Nella History of the
Commune of 1871 di Eleanor Marx Aveling, la figlia di Marx racconta
che Vaysett usò come intermediario per arrivare al generale
comunardo un suo aiutante di campo, Hutzinger, che era stato una spia
della polizia tra gli esiliati londinesi, e che dunque doveva aver
conosciuto da bambina, nelle riunioni che si facevano a casa di suo
padre. Lo sguardo della bambina sulla spia, che era l’aiutante
dell’altra spia? Vaysett offrì 500 mila franchi, secondo alcuni,
un milione e mezzo secondo gli esagerati e diecimila secondo i
moderati, a Dombrowski perché ritirasse le sue truppe consentendo
l’apertura di una delle porte di Parigi per lasciar passare i
versagliesi.

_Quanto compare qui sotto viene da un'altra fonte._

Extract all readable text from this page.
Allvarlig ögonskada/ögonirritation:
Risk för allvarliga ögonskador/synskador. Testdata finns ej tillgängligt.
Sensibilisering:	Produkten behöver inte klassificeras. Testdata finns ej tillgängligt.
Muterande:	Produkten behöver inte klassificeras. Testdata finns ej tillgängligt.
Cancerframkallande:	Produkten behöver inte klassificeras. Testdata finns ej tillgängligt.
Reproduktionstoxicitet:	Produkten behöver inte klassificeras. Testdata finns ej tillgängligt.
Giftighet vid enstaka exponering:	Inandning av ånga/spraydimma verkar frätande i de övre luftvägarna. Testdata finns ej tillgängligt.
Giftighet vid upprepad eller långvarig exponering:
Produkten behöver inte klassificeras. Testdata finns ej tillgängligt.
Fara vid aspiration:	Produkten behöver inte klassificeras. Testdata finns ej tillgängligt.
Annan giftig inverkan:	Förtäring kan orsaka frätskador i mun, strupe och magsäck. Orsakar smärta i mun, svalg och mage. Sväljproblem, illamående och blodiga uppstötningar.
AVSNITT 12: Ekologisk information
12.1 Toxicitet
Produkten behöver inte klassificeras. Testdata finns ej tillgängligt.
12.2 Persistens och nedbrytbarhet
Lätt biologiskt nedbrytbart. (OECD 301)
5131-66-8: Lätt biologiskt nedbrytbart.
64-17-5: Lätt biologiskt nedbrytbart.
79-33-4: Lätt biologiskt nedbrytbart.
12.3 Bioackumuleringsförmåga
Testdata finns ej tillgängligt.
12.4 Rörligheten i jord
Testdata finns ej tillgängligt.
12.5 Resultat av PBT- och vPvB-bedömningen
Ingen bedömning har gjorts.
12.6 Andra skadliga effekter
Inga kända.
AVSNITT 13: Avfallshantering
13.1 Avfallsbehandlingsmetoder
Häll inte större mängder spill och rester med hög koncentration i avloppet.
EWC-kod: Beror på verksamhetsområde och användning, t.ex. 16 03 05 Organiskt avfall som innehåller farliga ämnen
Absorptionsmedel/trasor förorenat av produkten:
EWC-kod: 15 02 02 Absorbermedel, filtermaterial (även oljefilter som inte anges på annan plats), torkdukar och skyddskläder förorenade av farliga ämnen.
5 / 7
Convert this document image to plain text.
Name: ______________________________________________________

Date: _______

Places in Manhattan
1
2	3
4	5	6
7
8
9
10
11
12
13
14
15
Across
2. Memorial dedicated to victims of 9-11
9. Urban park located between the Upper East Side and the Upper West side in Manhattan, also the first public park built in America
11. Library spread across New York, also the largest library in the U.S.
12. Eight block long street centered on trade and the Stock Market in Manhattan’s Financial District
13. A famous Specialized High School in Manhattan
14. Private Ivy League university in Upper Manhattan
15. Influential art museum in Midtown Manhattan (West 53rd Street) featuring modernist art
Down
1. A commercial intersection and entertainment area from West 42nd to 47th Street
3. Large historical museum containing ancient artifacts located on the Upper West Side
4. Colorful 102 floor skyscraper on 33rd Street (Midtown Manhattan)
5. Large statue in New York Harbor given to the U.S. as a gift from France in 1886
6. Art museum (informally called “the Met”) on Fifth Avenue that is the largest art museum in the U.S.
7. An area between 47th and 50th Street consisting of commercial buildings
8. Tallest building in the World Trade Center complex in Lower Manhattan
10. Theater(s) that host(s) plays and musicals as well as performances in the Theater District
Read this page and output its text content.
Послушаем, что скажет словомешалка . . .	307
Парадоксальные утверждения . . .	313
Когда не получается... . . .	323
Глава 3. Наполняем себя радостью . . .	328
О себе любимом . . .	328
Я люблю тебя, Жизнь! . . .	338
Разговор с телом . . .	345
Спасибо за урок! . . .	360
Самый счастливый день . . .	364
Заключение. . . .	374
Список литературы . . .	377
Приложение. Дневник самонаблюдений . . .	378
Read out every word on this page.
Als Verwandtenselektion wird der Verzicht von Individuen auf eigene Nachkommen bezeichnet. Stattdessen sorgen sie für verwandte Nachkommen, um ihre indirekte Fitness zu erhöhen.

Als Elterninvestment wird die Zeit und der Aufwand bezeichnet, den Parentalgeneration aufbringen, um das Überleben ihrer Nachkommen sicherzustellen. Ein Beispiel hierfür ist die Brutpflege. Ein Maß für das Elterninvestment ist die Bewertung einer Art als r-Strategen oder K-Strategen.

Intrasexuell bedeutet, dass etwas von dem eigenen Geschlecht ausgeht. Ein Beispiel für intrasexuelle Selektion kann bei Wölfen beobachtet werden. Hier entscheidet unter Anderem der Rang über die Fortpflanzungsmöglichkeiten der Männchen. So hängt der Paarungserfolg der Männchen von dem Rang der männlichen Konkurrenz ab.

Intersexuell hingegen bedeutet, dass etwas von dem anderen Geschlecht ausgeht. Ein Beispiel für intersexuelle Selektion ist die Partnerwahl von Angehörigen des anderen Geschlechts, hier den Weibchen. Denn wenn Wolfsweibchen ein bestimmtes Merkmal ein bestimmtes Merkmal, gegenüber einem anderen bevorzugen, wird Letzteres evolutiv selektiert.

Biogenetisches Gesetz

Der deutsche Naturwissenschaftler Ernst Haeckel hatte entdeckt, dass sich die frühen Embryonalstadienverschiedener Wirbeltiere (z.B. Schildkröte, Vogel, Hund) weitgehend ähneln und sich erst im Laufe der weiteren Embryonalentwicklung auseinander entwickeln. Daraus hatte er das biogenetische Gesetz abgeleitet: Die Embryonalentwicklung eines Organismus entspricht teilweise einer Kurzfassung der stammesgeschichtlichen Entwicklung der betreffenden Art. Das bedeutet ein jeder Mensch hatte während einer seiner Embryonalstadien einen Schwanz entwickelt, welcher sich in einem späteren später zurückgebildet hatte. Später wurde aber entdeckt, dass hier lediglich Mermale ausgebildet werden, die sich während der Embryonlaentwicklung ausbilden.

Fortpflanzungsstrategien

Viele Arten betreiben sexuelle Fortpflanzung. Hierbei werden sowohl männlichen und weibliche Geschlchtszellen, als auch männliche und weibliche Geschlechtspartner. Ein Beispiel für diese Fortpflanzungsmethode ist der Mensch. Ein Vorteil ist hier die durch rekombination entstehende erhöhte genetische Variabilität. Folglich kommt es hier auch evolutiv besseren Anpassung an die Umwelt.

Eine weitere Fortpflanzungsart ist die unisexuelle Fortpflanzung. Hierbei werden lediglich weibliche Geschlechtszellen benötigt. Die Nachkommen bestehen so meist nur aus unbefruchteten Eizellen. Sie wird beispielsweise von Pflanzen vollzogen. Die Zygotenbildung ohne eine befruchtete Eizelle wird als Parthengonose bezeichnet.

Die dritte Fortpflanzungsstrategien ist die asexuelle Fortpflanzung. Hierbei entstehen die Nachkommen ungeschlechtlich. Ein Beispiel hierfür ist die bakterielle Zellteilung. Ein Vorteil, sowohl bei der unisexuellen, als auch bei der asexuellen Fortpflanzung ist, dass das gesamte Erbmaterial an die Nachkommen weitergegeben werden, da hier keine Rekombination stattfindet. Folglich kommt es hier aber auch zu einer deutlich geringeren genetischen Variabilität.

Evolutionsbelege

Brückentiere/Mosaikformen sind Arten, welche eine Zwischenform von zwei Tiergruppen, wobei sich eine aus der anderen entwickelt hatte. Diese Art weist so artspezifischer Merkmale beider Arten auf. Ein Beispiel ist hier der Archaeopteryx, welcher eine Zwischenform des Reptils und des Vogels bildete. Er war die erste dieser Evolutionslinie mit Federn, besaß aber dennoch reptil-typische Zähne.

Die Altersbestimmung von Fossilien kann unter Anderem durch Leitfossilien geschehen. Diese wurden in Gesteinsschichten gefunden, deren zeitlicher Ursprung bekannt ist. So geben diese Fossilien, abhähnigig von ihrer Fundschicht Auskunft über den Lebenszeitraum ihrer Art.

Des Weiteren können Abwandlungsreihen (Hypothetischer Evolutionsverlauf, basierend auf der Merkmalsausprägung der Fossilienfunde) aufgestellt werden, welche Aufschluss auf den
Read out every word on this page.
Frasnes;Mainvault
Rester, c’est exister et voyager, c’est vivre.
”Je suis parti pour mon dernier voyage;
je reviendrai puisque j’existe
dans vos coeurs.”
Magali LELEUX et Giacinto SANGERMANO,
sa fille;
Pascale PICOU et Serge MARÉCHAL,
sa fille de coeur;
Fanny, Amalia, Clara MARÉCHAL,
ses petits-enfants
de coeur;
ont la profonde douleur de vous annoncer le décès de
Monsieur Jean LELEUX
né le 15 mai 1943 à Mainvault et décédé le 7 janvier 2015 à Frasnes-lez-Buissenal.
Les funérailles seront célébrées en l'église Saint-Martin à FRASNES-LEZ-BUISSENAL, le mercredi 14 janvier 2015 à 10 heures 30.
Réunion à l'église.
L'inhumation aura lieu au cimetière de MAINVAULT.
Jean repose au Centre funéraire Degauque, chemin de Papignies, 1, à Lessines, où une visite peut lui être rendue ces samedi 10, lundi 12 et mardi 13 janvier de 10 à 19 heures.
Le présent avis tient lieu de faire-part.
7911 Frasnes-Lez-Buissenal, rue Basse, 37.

Al generale comunardo veniva offerto un salvacondotto e
il pagamento in biglietti della Banca di Francia o con un pagherò
della casa Rothschild di Francoforte. Veysett sarà denunciato,
arrestato, fucilato.
Accidenti. Questa è una
storia, il frammento di un romanzo? Niente? Ero sul punto di
arrendermi e di lasciare la cosa nell’armadio virtuale dove
conservo i materiali che un giorno dovranno trovare un destino
migliore, quando in un ottimo studio di Bernard Vassor compare la
lista delle case usate dalla spia Vaysett... Solo che sommandoli non
abbiamo quei sette e presumibilmente metaforici domicili di Louise
Michel, ma nove! A che gli servivano nove case? Sono tentato di
andare a vedere quelle strade prendendo come guida i romanzi dei
Pardaillan di Zevaco. Per fortuna, mi fermo. [...] Un giorno in cui
sembra che quello che scrivo non voglia farsi raccontare, torno
erraticamente su questa storia e provo a cercare in rete con altre
ortografie. Veysett/ Vayset/Vaysset/Veysset?
Alleluia. Trovo uno
studio di P. Martínez sugli esuli e le spie nella English Historical
Revue, un testo della vedova, il ritaglio di un giornale di provincia
degli Stati Uniti che riprende una nota di agenzia, versioni
piuttosto conservatrici sulla Revue des deux mondes. Uso il mio
tesserino della Biblioteca di New York per accedere a versioni
complete e leggibili di questo materiale.
La versione anticomunarda
lo descrive come un uomo “intraprendente, energico e abile”, un
agricoltore di 50 anni (agricoltore?) tenuto d’occhio dalla polizia
comunarda di Raoul Rigault per un certo tempo finché era riuscito a
depistarla. Quando viene denunciato il tentativo di corrompere
Dombrowski tramite Hutzinger e sua moglie, signora Frossard,
cominciano a cercarlo; perquisiscono la casa di rue Caumartin,
arrestano sua moglie, più tardi viene denunciato dal portiere di una
delle sue tante altre case mentre si trova all’Hotel Le Lapin Blanc
a Saint-Denis (decimo domicilio), lo arrestano, dice di chiamarsi
Jean, non Georges.
Stranamente, emerge dagli
interrogatori un nuovo indirizzo “dove si tenevano le riunioni più
importanti”: rue de Madrid numero 29. Compare nella storia
Théophile Ferré. Grazie al Dictionnaire de la Commune de Paris di
Georges Darboy posso precisare la sua biografia: militante blanquista
e forse impiegato in uno studio legale, condannato quattro volte
durante il Secondo Impero per le sue opinioni politiche, membro del
152° battaglione della Guardia Nazionale, delegato del comitato
centrale repubblicano dei venti circondari (arrondissements) con
Louise Michel. Dirige la difesa dei cannoni di Montmartre del 18
marzo. Mi fermo. Cerco la straordinaria versione a fumetti
dell’insurrezione di Tardi e Vautrin, L’urlo del popolo; quando
finisco i quattro volumi mi sono scordato perché sono tornato in
modo così ossessivo sulla Comune (non torniamo tutti sulla Comune di
Parigi, madre di tutte le sinistre?).
Passano i mesi,
casualmente torno su Veysett. È il 24 maggio, lo stesso giorno in
cui Ferré ordina la fucilazione dell’arcivescovo di Parigi, che
poi giustificherà la sua futura esecuzione nel novembre del 1871?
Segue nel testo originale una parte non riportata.